Saturday, October 16, 2010

What are you protesting?

In France, high school students are marching alongside elders to protest changes in policies around retirement age. Can you imagine such a thing happening in the U.S.? We have heard that current young people "lack confidence" in the future of Social Security, but I can tell you that when I moderated a community conversation about Social Security privitization a few years ago (when Bush Jr. was still in office), there were very few people in the audience who looked to be members of generations other than the Boomers and current elders.

The history of major social movements in the U.S. has shown us that people have to be self-interested in some significant way in order to feel compelled to put their energy and time -- their very lives, perhaps -- toward a larger effort of protest and change. One of the challenges with issues around aging and later life is that many humans in the Western world don't exactly dig confronting what it might mean to be a future older person (which is why I am so committed to doing intentional aging and cross-gen radical inquiry).

Though a couple of my more radical gerontologist colleagues from the U.K. think it is impossible, I still maintain that if we can figure out how to have a cross-generational social movement in the U.S., focused narrowly enough on something we all care about, we could instigate significant, lasting social change.
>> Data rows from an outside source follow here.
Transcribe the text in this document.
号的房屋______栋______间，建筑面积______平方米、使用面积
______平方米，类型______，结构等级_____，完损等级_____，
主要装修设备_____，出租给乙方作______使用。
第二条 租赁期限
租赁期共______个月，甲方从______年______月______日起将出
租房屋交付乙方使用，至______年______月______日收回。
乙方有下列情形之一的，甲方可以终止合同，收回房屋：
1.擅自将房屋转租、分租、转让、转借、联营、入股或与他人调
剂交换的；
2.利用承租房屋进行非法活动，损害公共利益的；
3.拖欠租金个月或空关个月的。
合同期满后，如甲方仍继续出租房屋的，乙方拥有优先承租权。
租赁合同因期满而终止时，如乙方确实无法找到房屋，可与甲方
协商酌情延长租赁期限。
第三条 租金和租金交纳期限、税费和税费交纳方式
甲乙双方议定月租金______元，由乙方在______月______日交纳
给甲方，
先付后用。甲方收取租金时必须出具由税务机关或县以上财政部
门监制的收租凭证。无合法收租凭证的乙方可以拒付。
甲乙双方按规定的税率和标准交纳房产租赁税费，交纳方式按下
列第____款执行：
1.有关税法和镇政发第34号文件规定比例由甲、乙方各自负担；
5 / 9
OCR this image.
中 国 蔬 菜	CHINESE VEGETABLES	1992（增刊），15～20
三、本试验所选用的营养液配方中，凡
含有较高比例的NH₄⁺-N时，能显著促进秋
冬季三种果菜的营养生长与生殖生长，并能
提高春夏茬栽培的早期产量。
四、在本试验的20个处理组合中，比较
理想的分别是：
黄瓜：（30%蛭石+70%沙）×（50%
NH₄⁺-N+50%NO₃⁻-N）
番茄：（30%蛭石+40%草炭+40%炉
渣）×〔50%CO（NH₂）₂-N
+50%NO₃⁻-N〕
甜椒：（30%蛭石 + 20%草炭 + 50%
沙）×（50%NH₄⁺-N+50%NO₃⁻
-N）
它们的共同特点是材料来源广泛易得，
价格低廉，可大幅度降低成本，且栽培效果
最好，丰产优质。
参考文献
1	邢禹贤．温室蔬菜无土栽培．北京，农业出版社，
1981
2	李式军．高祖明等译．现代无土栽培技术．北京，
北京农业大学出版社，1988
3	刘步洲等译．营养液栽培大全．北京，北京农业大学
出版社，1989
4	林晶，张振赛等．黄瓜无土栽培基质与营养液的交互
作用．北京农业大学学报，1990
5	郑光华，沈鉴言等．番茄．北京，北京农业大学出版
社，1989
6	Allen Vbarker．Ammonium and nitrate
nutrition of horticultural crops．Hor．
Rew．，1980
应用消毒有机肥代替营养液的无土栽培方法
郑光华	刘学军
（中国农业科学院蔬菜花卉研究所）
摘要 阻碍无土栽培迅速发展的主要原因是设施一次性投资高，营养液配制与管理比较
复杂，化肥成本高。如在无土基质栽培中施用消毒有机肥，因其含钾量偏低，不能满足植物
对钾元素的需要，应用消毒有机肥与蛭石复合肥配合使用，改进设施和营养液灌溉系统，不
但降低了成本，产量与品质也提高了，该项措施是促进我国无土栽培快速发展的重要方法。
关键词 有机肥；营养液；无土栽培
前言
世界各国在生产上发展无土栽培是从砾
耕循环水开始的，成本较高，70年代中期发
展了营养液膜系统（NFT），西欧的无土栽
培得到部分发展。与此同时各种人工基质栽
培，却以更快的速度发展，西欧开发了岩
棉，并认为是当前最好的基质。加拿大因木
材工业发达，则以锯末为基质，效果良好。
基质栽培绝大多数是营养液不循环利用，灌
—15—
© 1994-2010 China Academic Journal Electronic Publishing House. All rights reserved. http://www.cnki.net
What matters to you? What are your deepest hopes and concerns? Imagine that on a beautiful autumn Saturday in Portland, Oregon you and your grandchild and your Gen-X friend from school and your neighbor from Pakistan are facing bravely a line of police who are trying to break up your protest march. What are you protesting?

1 comment:

Joe Bertagnolli said...

Without a doubt, the corporatization of our society. The Neo-Right masquerades as Populists and endeavors to scare both elders and younger Americans with supposed threats from Progressivism, environmentalism, immigrants, Civil Rights activists, unions, etc. Yet the whole thing's a thinly-veiled effort to corporatize America and abolish Social Security, abolish the Dept. of Education and all public schools, prevent health coverage reforms, quit the United Nations, allow corporations to run roughshod over our environment, eliminate unions, and liquidate what our parents and grandparents knew as democratic America for purposes of multinational corporate gains. The wolf of Corporatization in the sheep's clothing of Tea Party-style populism is the greatest threat to all generations in America today.